Vino a mí, un domingo de agosto. Estaba con mamá Torcoroma en el parquecito aledaño a la
iglesia “El Calvario”, situada a casi cincuenta cuadras. Tal parece que le gusté desde el primer
momento. Le dije, en nuestro segundo encuentro: “Susanita me gustas”. A partir de ahí,
conversábamos todos los domingos. Su mamá Torcoroma, nos vigilaba, sentada en una de las
bancas del parque.
Yo empecé a dar tumbos, desde la ausencia de Jesús. Lo recordaba a cada rato. Sabía dónde
estaba, por voz de su mamá y don Marcolino. Había conseguido empleo en una empresa de
mudanzas. Por fin se estableció, de fijo, en una barriecito parecido al nuestro, en la ciudad de
Montería. Les enviaba a papá y mamá, algún dinerito, que lograba ahorrar.
Con “Susanita” a mi lado, logré ingresar a un colegio que impartía el bachillerato en las horas de la
noche. En el día trabajaba con don Aurelio Manjarrez, un señor que conoció a mi madre, cuando
ella realizaba el oficio doméstico en su casa. Aprendí la profesión de tapicero. Es decir, arreglar el
interior de los vehículos. Logré sostener a mi familia.

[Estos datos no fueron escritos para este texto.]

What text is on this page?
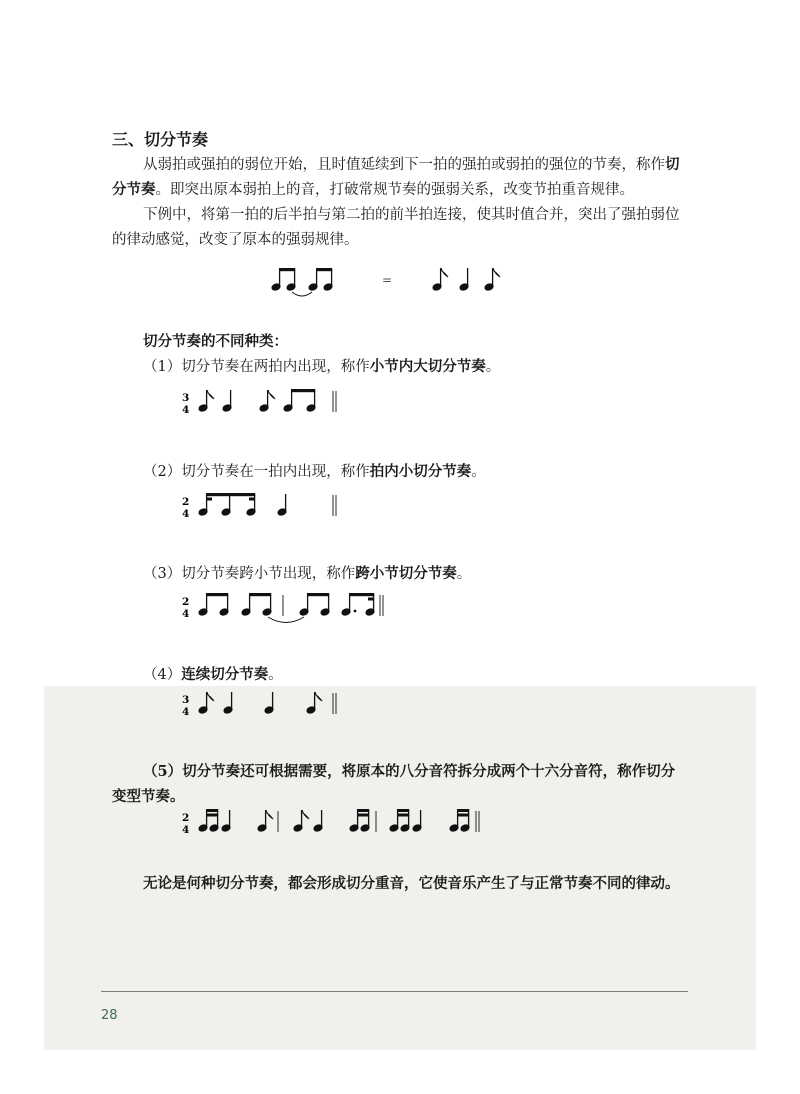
三、切分节奏
从弱拍或强拍的弱位开始，且时值延续到下一拍的强拍或弱拍的强位的节奏，称作切
分节奏。即突出原本弱拍上的音，打破常规节奏的强弱关系，改变节拍重音规律。
下例中，将第一拍的后半拍与第二拍的前半拍连接，使其时值合并，突出了强拍弱位
的律动感觉，改变了原本的强弱规律。
=
切分节奏的不同种类：
（1）切分节奏在两拍内出现，称作小节内大切分节奏。
3
4
（2）切分节奏在一拍内出现，称作拍内小切分节奏。
2
4
（3）切分节奏跨小节出现，称作跨小节切分节奏。
2
4
（4）连续切分节奏。
3
4
（5）切分节奏还可根据需要，将原本的八分音符拆分成两个十六分音符，称作切分
变型节奏。
2
4
无论是何种切分节奏，都会形成切分重音，它使音乐产生了与正常节奏不同的律动。
28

Murió papá, en un día aciago. Yo lo viví así, porque era para mí referente de vida y de
compromiso. Después, todo fue un vértigo. Con mamá, era recordación de ese hombre digno de
ser valorado como sujeto de solidaridad y de ternura.
Cuando Susanita cumplió 18 años, nos casamos. Yo había terminado el bachillerato. Logré un
empleo como operario en “Textiles Fabricato”. También, como a Susanita, me rotaban los turnos.
Pero, el hecho de ser bachiller, me dio la posibilidad de ascender en la escala de denominaciones.
Llegué a ser “supervisor”, lo que me otorgaba más posibilidades. Además de buen salario.
Susanita vivió su embarazo, casi de inmediato de nuestra boda. Mamá Torcoroma la atendió en el
tiempo de gestación hasta el nacimiento de Julián, nuestro hijo.
Recuerdo que, en mayo 1 de 1956, nos visitó Jesús. Ya era un hombre maduro, crecido. Cualquier
día, mientras conversábamos en casa, llegaron unos sujetos. Cuando les abrí la puerta, entraron
de manera violenta. Se llevaron a Jesús. Nunca más supe de él. Andando el tiempo, llegó nuestro
segundo hijo. Le pusimos de nombre Jesús Hilario, en recuerdo de nuestro amigo.